Yes i know the trinity doctrine is not one God in three temporal modes of being. That is a heresy called modalism or sebellianism.

Definition of modalism:
: the theological doctrine that the members of the Trinity are not three distinct persons but rather three modes or forms of activity (the Father, Son, and Holy Spirit) under which God manifests himself

But @Windwalker wrote that in Mahayana Buddism Buddha exist eternally in three modes of being. Windwalker desbribed that Buddha always exist in three different modes at the same time. That explanation is very similar to the trinity doctrine since the trinity doctrine is that God exist eternally in three different persons. In the trinity doctrine God always exist in three different persons at the same time.

In modalism God is temporary in three different modes of being. In modalism the different modes is not eternal. In modalism God is just one person and one being who temporally manifest himself in three different modes, manifestations or forms of activity (The Father, Son, Holy spirit)

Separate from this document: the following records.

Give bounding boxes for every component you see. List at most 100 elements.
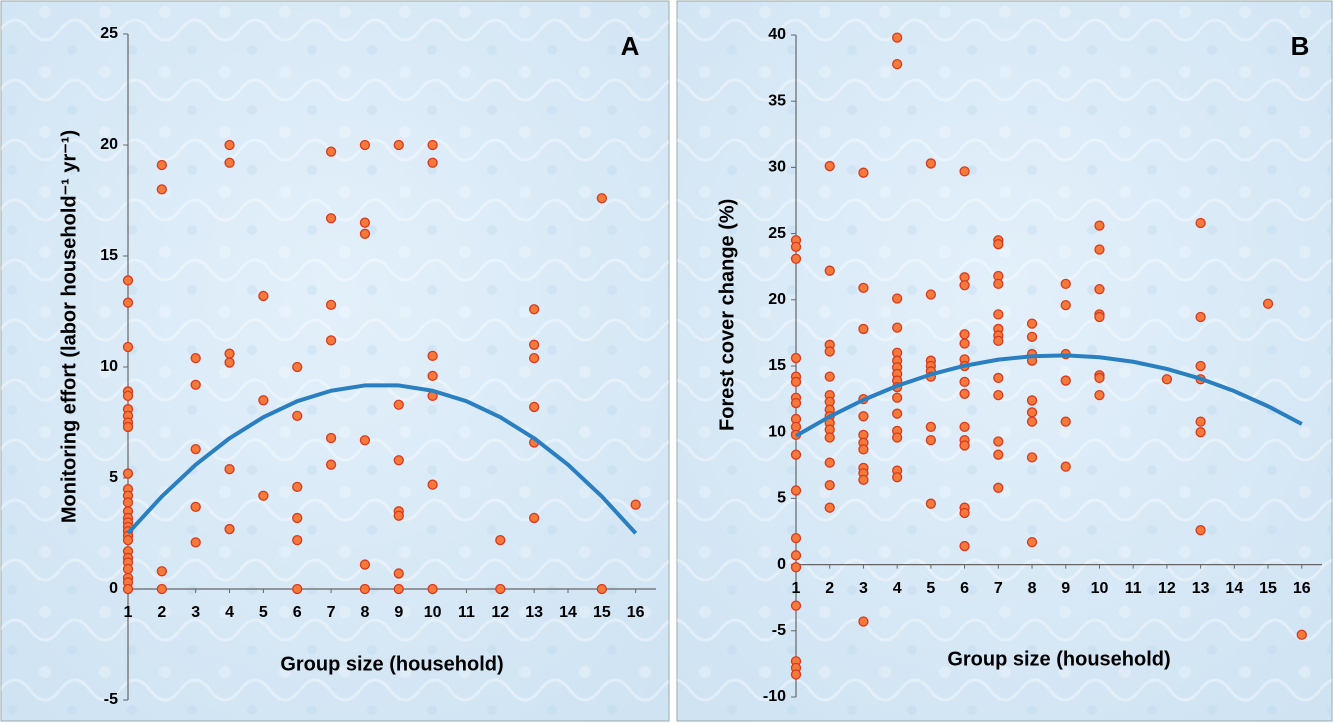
y-tick-label: -5 xyxy=(104,691,118,708)
data-point xyxy=(824,346,835,357)
data-point xyxy=(824,265,835,276)
data-point xyxy=(359,228,371,239)
y-tick-label: 5 xyxy=(109,469,118,486)
data-point xyxy=(858,444,869,455)
x-tick-label: 16 xyxy=(627,604,645,621)
data-point xyxy=(156,566,167,577)
data-point xyxy=(1195,217,1206,229)
data-point xyxy=(630,499,641,510)
x-tick-label: 11 xyxy=(1125,580,1142,597)
data-point xyxy=(292,512,303,524)
data-point xyxy=(790,562,802,573)
x-tick-label: 2 xyxy=(157,604,166,621)
data-point xyxy=(1026,407,1038,418)
y-tick-label: 0 xyxy=(109,580,118,597)
data-point xyxy=(122,390,134,402)
data-point xyxy=(1026,395,1038,406)
data-point xyxy=(122,275,134,286)
data-point xyxy=(824,371,835,382)
data-point xyxy=(325,213,337,224)
y-tick-label: 10 xyxy=(768,423,786,440)
data-point xyxy=(1060,299,1071,311)
panel-label: A xyxy=(621,31,640,61)
data-point xyxy=(993,309,1004,320)
data-point xyxy=(122,468,134,479)
data-point xyxy=(258,490,269,501)
data-point xyxy=(1195,360,1206,372)
data-point xyxy=(1026,331,1038,343)
data-point xyxy=(858,411,869,422)
data-point xyxy=(224,357,235,368)
data-point xyxy=(393,583,404,595)
x-tick-label: 12 xyxy=(1158,580,1176,597)
data-point xyxy=(858,474,869,486)
data-point xyxy=(359,139,371,151)
data-point xyxy=(292,583,303,595)
fit-curve xyxy=(126,383,638,535)
data-point xyxy=(925,421,937,433)
data-point xyxy=(959,376,970,388)
y-tick-label: 0 xyxy=(777,556,786,573)
data-point xyxy=(993,278,1004,290)
data-point xyxy=(427,157,438,168)
data-point xyxy=(959,540,970,552)
x-tick-label: 13 xyxy=(1192,580,1210,597)
data-point xyxy=(1195,525,1206,536)
data-point xyxy=(1094,220,1105,231)
data-point xyxy=(959,388,970,399)
x-tick-label: 14 xyxy=(1225,580,1243,597)
data-point xyxy=(122,497,134,508)
data-point xyxy=(892,58,903,70)
data-point xyxy=(224,348,235,359)
data-point xyxy=(790,241,802,252)
data-point xyxy=(1060,375,1071,386)
data-point xyxy=(892,392,903,403)
data-point xyxy=(959,421,970,433)
data-point xyxy=(393,399,404,410)
data-point xyxy=(1094,311,1105,323)
data-point xyxy=(925,498,937,509)
y-axis-label: Monitoring effort (labor household⁻¹ yr⁻… xyxy=(58,130,80,523)
y-tick-label: 15 xyxy=(768,357,786,374)
data-point xyxy=(790,532,802,544)
y-tick-label: -5 xyxy=(772,622,786,639)
x-tick-label: 5 xyxy=(259,604,268,621)
data-point xyxy=(790,397,802,409)
data-point xyxy=(993,389,1004,401)
y-tick-label: 5 xyxy=(777,490,786,507)
x-tick-label: 1 xyxy=(124,604,133,621)
data-point xyxy=(824,502,835,513)
data-point xyxy=(224,157,235,168)
x-tick-label: 12 xyxy=(491,604,509,621)
data-point xyxy=(892,322,903,333)
x-tick-label: 7 xyxy=(327,604,336,621)
data-point xyxy=(1161,374,1173,385)
data-point xyxy=(959,338,970,349)
data-point xyxy=(393,139,404,151)
data-point xyxy=(925,289,937,300)
data-point xyxy=(1094,372,1105,384)
data-point xyxy=(190,379,201,390)
data-point xyxy=(292,535,303,546)
data-point xyxy=(824,160,835,172)
data-point xyxy=(495,535,506,546)
x-tick-label: 16 xyxy=(1293,580,1311,597)
data-point xyxy=(790,352,802,364)
y-tick-label: 10 xyxy=(100,358,118,375)
x-tick-label: 8 xyxy=(1028,580,1037,597)
data-point xyxy=(325,299,337,310)
x-tick-label: 15 xyxy=(1259,580,1277,597)
y-axis-label: Forest cover change (%) xyxy=(716,199,738,431)
data-point xyxy=(790,376,802,388)
y-tick-label: 35 xyxy=(768,92,786,109)
data-point xyxy=(224,523,235,535)
data-point xyxy=(1262,298,1274,309)
data-point xyxy=(1094,284,1105,295)
data-point xyxy=(1026,452,1038,463)
data-point xyxy=(790,485,802,496)
data-point xyxy=(325,335,337,346)
data-point xyxy=(292,410,303,421)
data-point xyxy=(122,421,134,433)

In the trinity doctrine God is eternally three different persons who share one Being. The three persons in God can communicate with each other and is loving each other but at the same time they share the same Being.

You are wrong about the trinity. The trinity doctrine is not a belief in three beings.

The trinity doctrine is that God is only one Being shared by three persons.

Jews, muslims, baha'is believe God is only one Being and one person.